Loch Lomond angler who ‘glowered’ (through binoculars) at club chairman whom he blamed for his 10-year ban from angling society is fined – for fishing without a permit
- James Raeburn had accused Peter Lyons of sailing recklessly to endanger him
- Raeburn is the chair of Loch Lomond Angling Improvement Association group
- Raeburn and his committee had banned Lyons for 10 years because of a blog
- Lyons’ post allegedly made derogatory remarks about members of the LLAIA
- Lyons was found not guilty of reckless navigation and culpable and reckless conduct
- He was fined £320 for fishing on his boat without a licence since last June
It’s an angler’s paradise, a picturesque setting to escape life’s cares and be at one with nature.
But the peaceful waters of Loch Lomond have been rocked by an unseemly spat between the chairman of one of Britain’s most prestigious angling societies and a disgruntled suspended member.
James Raeburn, chairman of the Loch Lomond Angling Improvement Association, accused Peter Lyons of ‘glowering’ at him in an act of intimidation as he was shadowed in his boat – with the case ending up in court.
Lyons had already been suspended from the association for ten years after refusing to take down a blog post – titled Loch Lomond Bitter and Twisted – which contained ‘derogatory remarks’ about the committee.
Peter Lyons (pictured) was banned from fishing at the Scottish beauty spot where he had kept his boat for years, Stirling Sheriff Court heard
It meant he was banned from fishing at the Scottish beauty spot where he had kept his boat for years – and he blamed Mr Raeburn for his exclusion, a court was told.
The retired policeman, 67, claimed Lyons had ‘lain in wait’ for him on the return leg of a salmon fishing trip in July last year.
He told Stirling Sheriff Court that Lyons had approached him at speed and drew up so close he feared he wouldn’t have enough room to pull away from the bank to avoid underwater obstacles.
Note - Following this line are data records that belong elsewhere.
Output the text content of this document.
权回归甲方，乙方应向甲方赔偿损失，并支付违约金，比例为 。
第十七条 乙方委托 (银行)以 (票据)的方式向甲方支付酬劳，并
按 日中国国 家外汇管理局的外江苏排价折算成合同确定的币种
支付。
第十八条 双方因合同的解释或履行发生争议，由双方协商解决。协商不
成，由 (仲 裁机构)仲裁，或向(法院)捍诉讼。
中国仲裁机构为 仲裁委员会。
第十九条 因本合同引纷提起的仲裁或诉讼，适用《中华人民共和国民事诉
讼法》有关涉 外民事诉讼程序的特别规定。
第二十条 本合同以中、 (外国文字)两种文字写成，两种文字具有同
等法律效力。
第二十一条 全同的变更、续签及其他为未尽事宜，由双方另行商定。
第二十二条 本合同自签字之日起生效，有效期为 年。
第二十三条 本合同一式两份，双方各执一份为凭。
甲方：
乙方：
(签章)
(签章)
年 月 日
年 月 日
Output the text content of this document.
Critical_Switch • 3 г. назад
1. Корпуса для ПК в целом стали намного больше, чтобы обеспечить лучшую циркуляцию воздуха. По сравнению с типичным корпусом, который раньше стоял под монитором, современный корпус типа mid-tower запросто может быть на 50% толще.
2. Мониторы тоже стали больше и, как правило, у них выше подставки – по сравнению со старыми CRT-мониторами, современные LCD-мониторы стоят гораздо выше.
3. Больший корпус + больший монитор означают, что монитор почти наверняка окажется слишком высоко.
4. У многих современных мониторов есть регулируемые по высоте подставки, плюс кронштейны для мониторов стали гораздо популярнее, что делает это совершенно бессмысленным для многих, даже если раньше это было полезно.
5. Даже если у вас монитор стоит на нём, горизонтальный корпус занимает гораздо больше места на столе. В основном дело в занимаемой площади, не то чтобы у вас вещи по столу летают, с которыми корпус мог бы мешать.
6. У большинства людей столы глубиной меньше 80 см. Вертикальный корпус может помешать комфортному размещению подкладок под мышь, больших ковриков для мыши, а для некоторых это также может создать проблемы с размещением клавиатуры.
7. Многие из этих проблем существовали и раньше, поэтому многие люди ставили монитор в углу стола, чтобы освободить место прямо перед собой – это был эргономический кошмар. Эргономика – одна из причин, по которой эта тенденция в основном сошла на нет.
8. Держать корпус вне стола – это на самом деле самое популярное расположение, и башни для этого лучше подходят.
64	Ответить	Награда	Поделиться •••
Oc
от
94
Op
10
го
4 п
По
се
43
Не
Bizarrely, Mr Raeburn claimed that Lyons was staring at him through binoculars despite their proximity, the court heard.
He said: ‘As I was proceeding southwards, I noticed a boat in the middle of the loch, where [it] is only about 400 yards wide.
James Raeburn (right) said Lyons had approached him at speed in his boat and drew up so close he feared he wouldn’t have enough room to pull away from the bank to avoid obstacles
‘I didn’t think anything of it until I noticed the boat belonged to Peter Lyons. I could see by the wake it was travelling quite fast in my direction – white water at the sides.’
He added: ‘It was my perception he was trying to intimidate me. I shouted to him several times to back off, but he made no reply.
‘Every time I speeded up, he’d speed up, if I slowed down, he slowed down.’
Mr Raeburn said the ‘cat and mouse’ pursuit lasted for 45 minutes, adding: ‘Even though he was only 30ft away he was looking at me through a pair of binoculars, which I thought a strange thing indeed.’
Lyons, 64, a retired architect who conducted his own defence, suggested that the account of the sail-by was ‘total fantasy’ and claimed that Mr Raeburn had in fact executed a ‘sharp’ manoeuvre that put his propeller at risk of getting tangled in some fishing lines.
Lyons had already been suspended from the association for ten years after refusing to take down a blog post – titled Loch Lomond Bitter and Twisted
He added: ‘It was just a mild glower to let you know that despite the ten-year ban I still existed … I just wanted to disrupt your day, to make it unpleasant for you.’
After a day-long summary trial, Sheriff Keith O’Mahony found Lyons not guilty of reckless navigation and culpable and reckless conduct, but fined him £320 for fishing without a permit last June.
Referring to the fact that much of the trial had been taken up with Lyons examining witnesses regarding the justice of his suspension, the sheriff said: ‘I should say that the machinations, the politics, the grievances of the committee structure that is responsible for the issuing of permits for Loch Lomond are absolutely nothing to do with this court.’